The free-agent frenzy keeps rolling along.
The Pittsburgh Penguins made an effort to shore up their forward depth on Wednesday afternoon, signing Brock McGinn to a four-year deal worth an average annual value of $2.75 million.
The 27-year-old had blossomed into a solid defensively-minded winger during his six years with the Carolina Hurricanes, finishing this past season with 13 points in 37 games while averaging the highest ice time, just under 15 minutes, of his career. McGinn is a useful penalty-killer as well, likely replacing some of the value that Brandon Tanev had shorthanded now that the latter is in Seattle.
Still, this deal doesn't come without risk.
The money isn't an issue for the most part, barring any unforeseen disasters. It's the term that could make the team sweat.
Handing four years to a player of McGinn's calibre is always dicey, with depth pieces rarely necessitating lengthy commitments on their deals given how easily they are to replace.
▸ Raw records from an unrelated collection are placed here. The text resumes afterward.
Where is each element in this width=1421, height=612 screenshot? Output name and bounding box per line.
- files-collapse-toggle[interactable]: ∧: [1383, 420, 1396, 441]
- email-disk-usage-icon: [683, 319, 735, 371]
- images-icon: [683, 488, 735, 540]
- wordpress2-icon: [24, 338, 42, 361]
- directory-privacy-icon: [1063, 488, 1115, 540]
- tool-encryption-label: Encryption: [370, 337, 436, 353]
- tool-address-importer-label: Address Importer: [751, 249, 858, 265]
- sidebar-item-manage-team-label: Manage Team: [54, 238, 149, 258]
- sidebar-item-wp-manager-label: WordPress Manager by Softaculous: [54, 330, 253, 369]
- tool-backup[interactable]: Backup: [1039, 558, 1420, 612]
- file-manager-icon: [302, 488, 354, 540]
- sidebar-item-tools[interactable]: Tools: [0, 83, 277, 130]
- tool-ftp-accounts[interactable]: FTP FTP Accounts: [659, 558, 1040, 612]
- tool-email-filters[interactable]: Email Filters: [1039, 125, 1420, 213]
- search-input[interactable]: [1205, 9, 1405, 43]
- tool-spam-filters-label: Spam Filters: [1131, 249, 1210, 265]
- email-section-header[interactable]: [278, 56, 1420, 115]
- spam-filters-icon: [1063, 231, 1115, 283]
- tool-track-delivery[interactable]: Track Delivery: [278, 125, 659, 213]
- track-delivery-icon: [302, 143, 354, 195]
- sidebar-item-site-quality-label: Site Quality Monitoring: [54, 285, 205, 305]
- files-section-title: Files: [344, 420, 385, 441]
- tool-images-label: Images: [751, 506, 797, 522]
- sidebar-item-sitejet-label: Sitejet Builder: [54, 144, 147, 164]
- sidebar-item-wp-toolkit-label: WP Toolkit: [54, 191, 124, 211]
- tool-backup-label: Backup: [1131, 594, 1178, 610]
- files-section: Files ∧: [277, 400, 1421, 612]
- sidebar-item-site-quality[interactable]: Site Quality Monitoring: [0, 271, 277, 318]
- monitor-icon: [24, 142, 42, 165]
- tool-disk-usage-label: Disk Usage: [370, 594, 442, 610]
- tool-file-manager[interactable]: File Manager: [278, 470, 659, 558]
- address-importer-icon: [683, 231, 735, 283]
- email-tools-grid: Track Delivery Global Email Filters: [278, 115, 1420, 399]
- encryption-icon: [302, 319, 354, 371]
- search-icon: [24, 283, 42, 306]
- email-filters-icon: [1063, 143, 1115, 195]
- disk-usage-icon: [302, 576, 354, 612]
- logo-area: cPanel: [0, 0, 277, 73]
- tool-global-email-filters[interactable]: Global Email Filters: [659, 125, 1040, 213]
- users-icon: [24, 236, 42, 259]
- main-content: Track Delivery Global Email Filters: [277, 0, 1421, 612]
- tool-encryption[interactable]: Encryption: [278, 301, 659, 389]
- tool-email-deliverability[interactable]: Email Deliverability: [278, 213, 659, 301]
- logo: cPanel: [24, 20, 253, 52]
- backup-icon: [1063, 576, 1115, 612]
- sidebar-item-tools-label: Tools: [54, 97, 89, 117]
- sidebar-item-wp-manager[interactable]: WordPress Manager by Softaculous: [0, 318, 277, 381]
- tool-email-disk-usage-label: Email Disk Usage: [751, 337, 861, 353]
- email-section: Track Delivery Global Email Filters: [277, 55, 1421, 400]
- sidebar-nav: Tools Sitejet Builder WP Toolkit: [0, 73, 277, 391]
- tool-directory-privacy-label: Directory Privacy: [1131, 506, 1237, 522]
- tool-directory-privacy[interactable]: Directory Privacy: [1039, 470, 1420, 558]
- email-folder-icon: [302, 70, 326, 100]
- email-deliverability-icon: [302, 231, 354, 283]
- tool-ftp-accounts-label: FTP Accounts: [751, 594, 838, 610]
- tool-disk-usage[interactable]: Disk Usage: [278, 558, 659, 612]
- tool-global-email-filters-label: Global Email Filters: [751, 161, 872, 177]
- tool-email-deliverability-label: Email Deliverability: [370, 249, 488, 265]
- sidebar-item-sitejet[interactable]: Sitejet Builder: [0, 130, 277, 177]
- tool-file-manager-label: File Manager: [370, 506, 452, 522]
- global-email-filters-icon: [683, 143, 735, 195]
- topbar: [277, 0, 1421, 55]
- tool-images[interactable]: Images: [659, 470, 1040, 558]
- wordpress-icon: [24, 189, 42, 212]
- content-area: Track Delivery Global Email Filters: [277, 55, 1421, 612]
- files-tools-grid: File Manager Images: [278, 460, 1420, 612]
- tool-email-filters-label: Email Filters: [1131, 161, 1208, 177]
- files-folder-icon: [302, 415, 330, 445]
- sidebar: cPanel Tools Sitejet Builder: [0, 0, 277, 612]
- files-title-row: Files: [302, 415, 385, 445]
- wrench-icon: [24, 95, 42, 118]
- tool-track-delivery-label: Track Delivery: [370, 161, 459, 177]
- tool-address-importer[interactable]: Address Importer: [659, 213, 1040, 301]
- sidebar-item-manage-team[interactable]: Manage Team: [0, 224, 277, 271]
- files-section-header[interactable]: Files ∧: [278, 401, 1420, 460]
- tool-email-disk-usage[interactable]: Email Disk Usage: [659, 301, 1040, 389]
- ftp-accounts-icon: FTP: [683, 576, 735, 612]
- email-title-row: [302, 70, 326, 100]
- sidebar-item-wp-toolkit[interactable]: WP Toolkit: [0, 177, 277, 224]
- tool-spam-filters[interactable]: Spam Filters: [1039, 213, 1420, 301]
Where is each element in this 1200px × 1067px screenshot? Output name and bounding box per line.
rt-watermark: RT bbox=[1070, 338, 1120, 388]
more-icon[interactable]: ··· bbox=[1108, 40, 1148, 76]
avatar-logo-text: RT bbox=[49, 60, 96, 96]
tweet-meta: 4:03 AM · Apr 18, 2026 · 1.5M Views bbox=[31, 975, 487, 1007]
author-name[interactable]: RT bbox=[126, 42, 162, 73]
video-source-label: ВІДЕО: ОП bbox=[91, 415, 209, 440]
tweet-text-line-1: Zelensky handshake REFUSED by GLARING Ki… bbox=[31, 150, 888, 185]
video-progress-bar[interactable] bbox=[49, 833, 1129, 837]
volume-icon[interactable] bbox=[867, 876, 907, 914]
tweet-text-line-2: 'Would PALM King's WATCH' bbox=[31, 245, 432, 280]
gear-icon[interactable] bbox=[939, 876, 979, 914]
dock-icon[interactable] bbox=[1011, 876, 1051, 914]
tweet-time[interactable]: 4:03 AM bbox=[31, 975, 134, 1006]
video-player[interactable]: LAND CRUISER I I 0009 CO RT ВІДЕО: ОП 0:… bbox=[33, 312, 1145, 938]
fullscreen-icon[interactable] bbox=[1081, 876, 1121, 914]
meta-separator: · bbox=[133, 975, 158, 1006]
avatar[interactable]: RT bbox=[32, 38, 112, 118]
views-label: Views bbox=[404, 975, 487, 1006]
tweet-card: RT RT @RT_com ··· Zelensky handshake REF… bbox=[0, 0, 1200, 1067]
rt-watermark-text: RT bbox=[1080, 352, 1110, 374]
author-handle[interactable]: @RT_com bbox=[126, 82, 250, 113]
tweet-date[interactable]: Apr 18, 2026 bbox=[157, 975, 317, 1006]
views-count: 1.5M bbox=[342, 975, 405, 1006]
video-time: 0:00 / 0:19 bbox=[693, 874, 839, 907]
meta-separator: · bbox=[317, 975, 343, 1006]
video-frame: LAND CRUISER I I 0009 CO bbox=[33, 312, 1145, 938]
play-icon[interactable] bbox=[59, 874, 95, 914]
McGinn is a useful asset, that's for sure. But if his play dips as he approaches 30, which he will two years into this deal, the Penguins now can't let him walk and simply replace him with a younger player of similar value.
Banking on McGinn being just as good as he was last season for the next four years is not an overly grandiose risk more than it's largely unnecessary.
Regardless, McGinn now joins a Penguins team that will try to squeeze some success out of the last few years of Sidney Crosby and Evgeni Malkin.